Application or vGPU VM crashes when multiple application instances are launched
Description
When multiple application instances are launched on a legacy vGPU that is allocated only a fraction of the physical GPU's frame buffer, the application or VM to which the vGPU is assigned crashes but the guest VM remains accessible.. A legacy NVIDIA vGPU does not support single root I/O virtualization (SR-IOV). This issue does not affect NVIDIA vGPUs that support SR-IOV.
When this issue occurs, the following error message is written to the vmware.log file:
vmiop_log: (0x0): VGPU message 7 failed
This issue occurs when the plugin for legacy NVIDIA vGPUs creates more BAR1 mappings than the hypervisor allows a VM to create.
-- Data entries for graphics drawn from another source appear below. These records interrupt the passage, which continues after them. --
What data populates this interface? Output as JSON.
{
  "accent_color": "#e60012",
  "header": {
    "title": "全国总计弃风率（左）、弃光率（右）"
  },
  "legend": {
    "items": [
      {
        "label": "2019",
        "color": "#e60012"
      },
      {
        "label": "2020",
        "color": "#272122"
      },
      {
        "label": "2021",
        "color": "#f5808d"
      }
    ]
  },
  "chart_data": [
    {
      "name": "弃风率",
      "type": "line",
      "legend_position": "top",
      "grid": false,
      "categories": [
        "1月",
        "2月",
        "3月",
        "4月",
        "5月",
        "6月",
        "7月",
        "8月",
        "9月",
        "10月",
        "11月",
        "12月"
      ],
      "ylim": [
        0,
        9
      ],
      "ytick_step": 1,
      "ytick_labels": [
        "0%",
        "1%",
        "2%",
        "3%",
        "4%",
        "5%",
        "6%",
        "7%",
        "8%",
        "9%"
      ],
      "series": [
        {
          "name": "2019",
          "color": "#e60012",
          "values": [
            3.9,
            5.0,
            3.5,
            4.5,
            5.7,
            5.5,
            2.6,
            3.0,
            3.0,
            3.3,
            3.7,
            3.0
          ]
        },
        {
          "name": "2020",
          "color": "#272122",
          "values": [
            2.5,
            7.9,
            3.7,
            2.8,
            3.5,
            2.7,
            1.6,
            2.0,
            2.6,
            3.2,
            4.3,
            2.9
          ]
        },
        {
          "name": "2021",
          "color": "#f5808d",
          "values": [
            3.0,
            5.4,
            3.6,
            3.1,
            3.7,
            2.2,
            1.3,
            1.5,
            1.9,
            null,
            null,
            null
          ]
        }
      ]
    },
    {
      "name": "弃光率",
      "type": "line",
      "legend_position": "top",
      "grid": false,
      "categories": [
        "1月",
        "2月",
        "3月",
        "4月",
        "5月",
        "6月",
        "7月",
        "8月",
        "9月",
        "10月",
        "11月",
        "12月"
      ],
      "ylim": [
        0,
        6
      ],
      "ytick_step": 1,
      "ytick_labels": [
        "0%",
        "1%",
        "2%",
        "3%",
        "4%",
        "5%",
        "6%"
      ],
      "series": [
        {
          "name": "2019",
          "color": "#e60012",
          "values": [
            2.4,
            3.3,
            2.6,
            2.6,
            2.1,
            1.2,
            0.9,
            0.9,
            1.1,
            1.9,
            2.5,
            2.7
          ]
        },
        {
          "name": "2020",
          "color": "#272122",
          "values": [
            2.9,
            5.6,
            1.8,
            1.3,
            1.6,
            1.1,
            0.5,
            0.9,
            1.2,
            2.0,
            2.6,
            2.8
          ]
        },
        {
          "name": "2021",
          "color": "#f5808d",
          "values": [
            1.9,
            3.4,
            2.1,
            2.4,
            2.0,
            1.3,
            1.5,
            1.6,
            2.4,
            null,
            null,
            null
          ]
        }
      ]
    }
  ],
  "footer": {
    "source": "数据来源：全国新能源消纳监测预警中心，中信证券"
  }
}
These mappings depend on the number and type of applications running in the VM.
Workaround
A workaround is available for the following GPUs, all of which have a large physical BAR1 memory size:
- Quadro RTX 6000 Passive
- Quadro RTX 8000 Passive
- Tesla V100 (all variants)
This workaround is not available for other GPUs that are affected by this issue.
To employ this workaround, set the vGPU plugin parameter pciPassthru0.cfg.plugin_managed_bar1_va_override
to 1.
Status
Open
Ref. #
200680865